Allow yourself to feel disappointed - it's completely normal and to be expected, especially if you conceived so quickly first time and this time is different and takes longer. I still get disappointed each month, and I've had over 4 years TTC and 3 losses (no living kids). Each month you have hope, so when that goes it will always sting a bit. Just don't wallow in it too long - life goes on, and there's so much to do, and so much love to give. Basically, just have to keep looking forward as best you can x

YouJustDoYou · 27/06/2024 11:16

My mum delighted in telling me how she conceived straight away each time. It took us a year or so with ours each time. I just had to keep myself busy and, that old cliche phrase, "try not to think about" (which I came to hate).

Duckgirl · 27/06/2024 12:41

@spiderplantmum yhis will be our 11th cycle. 😞 I feel the same, everytime I talk to some one about their journey they tell me they were lucky enough to manage it straight away. I’m so sad

Blue2020 · 27/06/2024 13:05

With my first we were lucky in conceiving first time but it ended in a mmc, then it took three months after the surgery which resulted in ds. Technically the mmc was long winded so it was 8 months in total before conceiving ds. I was 30/31 at the time.

We are now attempting ttc#2. I have just come off the mini pill and had a period, so I’m now onto the first proper cycle. I’m not sure how to cope to be honest. I have just turned 33 and I’m trying to prepare myself for it to take a while. It just took my friend 10 months to conceive her second.

JumpstartMondays · 27/06/2024 13:12

Allow yourself to feel how you feel. It's heartbreaking when you have this vision in your head of what it will be like and then when it doesn't happen that month, a little part of you grieves that lost vision.

So allow yourself to do exactly that.

Surround yourself by the things you love to do and the people that lift your heart, give yourself the space you need. Don't rush yourself. The emotional toll of TTC is huge and tiring.

They don't teach you in Sex Ed how overwhelming and all consuming TTC can be!

LucyCL · 27/06/2024 14:43

I feel all of you here! I started ttc seriously this Jan and had 2 BFPs which both ended up with 2 MCs. Waiting for the O day and during 2WW have been dragging, especially waiting for the hormone levels to get back to normal. I did feel disappointed about not getting pregnant immediately after my CP but I was also relieved that I got my first real period. I feel blah for waiting and get excited for the new cycles which are not affected by MCs.
Whenever I get my LH surge, I look forward to the end of 2WW because anything is possible.

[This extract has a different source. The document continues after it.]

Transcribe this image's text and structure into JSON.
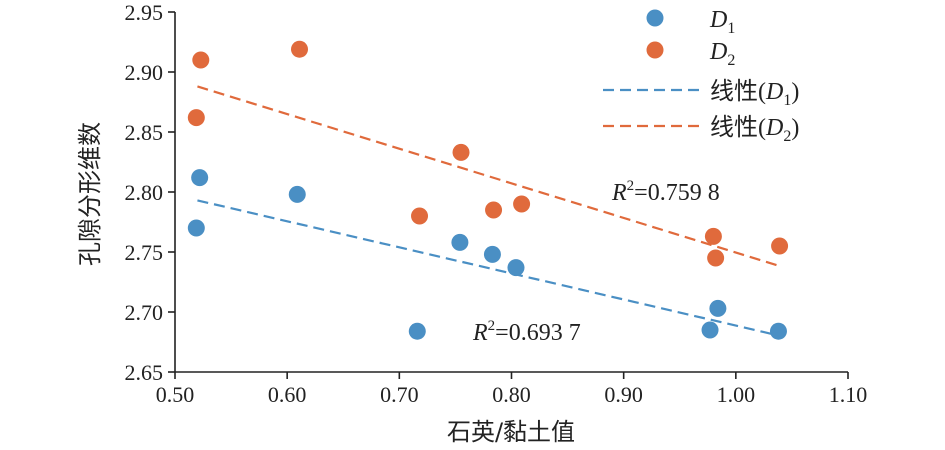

It is contradicting. During 2WW, I feel like it is never ending but still hopeful. If I don't get BFP, the main take away is my body will be more ready for the next new cycle after MCs.
Sometimes we have to learn to view things differently. Good luck to you!

Amber17 · 28/06/2024 08:19

I’m with you - first child we got pregnant on the first month trying. Now on cycle 2 of TTC a second. Did everything the same as before (aside from now having an 18mo disrupt my sleep!) and no such luck.
For me it feels really frustrating because it’s like I know my body can do this because it’s done it before, why isn’t it working now?! I’ve given my little one a big cuddle and tried to keep in mind that not pregnant this month means an extra month of having the energy to play with her instead of first trimester exhaustion!